Da die Substitutionsmöglichkeiten und die Reformulierungsoptionen begrenzt sind, hätte dies spürbare Folgen: Produkte verschwinden vom heimischen Markt. Dies wird sich auf die Wertschöpfungsketten und Arbeitsplätze im Land auswirken. Und es bedeutet Verlust von Innovationskraft. Die Studie geht von Umsatzeinbußen von mindestens 12% aus. Erforderliche Produkte und Technologien für die Transformation in der EU müssten dann in anderen Regionen der Welt entwickelt und importiert werden.
Eine solche Entwicklung würde das Potential der Chemie, zum Gelingen des Green Deals beizutragen, ungenutzt lassen. Während die Minimierung des Einsatzes besonders gefährlicher Chemikalien und ihre Substitution durch weniger gefährliche und nachhaltige Stoffe erklärtes Ziel des europäischen Chemikalienrechts ist, müssen aus VCI-Sicht bei allen neuen Regelungen die Auswirkungen vorab ermittelt und möglicher Schaden und Nutzen abgewogen werden.

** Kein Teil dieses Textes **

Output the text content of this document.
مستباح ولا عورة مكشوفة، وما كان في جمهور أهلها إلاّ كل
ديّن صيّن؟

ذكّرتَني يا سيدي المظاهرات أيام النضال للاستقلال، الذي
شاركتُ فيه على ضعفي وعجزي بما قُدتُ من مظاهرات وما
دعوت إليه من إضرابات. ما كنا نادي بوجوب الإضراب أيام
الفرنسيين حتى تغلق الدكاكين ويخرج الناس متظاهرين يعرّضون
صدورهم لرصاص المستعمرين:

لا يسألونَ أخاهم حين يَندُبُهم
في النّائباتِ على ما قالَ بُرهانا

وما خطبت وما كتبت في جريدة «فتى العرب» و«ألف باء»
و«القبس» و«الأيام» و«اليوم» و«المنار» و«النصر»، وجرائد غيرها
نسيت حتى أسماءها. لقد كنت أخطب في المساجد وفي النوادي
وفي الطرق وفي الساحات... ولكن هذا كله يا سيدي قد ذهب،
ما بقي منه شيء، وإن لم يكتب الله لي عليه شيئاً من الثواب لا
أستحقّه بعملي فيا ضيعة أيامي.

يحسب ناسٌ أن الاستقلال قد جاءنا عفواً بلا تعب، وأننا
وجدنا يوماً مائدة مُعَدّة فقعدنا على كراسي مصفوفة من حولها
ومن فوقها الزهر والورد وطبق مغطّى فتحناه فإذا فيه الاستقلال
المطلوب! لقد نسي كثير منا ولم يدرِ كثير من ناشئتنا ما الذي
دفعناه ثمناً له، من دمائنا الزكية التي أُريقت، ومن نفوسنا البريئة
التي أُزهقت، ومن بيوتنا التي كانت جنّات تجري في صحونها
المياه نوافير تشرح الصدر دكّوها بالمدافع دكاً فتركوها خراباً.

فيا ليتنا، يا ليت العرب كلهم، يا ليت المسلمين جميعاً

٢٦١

Der VCI bringt daher mit dem europäischen Verband CEFIC Verbesserungsvorschläge ein, zum Beispiel zu Definitionen, Kriterien und dem Vorgehen beim Risikomanagement. Auf Bundesebene konnte ein klares Bekenntnis zum Risikoprinzip im Koalitionsvertrag erreicht werden. In Rheinland-Pfalz haben Chemieverbände und Gewerkschaften gemeinsam ein Plädoyer für ein praktikables Vorgehen bei der Umsetzung der Chemikalienstrategie in Chemikalienrecht über den Transformationsrat der Landesregierung mit folgenden Argumenten eingebracht:
- Vorhersehbarkeit und stabile Rahmenbedingungen für wirtschaftliche Investitionen: bestehende REACH-Verordnung kontinuierlich weiterentwickeln
- Herausforderungen des Green Deals: solider Übergangsrahmen für die chemische Industrie, der Zeit und Ressourcen für die Entwicklung von Innovationen lässt
- etablierte Ansätze, wie die bewährte wissenschaftliche Risikobewertung im Rahmen von REACH für die Zulassung von Chemikalien beibehalten
- mögliche neue – rein europäische – Gefahrenklassen in einer novellierten CLP-Verordnung haben Potential einer Inkompatibilität mit der internationalen UN-GHS-Systematik und sind nachteilig für die exportorientierten rheinland-pfälzischen Chemieunternehmen
- Anreize für Forschung und Innovationen sowie Märkte für neue Chemikalien schaffen
- verstärkte Kontrolle der Einhaltung der REACH-, CLP- und Produktsicherheitsvorschriften für Importe in die EU: Verbraucherschutz und Sicherung fairer Wettbewerbsbedingungen, Stärkung des Vollzugs auch auf Länderebe
- nachhaltige Chemikalien: Ganzheitlicher Ansatz, der den gesamten Lebenszyklus und alle drei Dimensionen der Nachhaltigkeit im Blick hat (Ökologisch, Sozial und Ökonomisch)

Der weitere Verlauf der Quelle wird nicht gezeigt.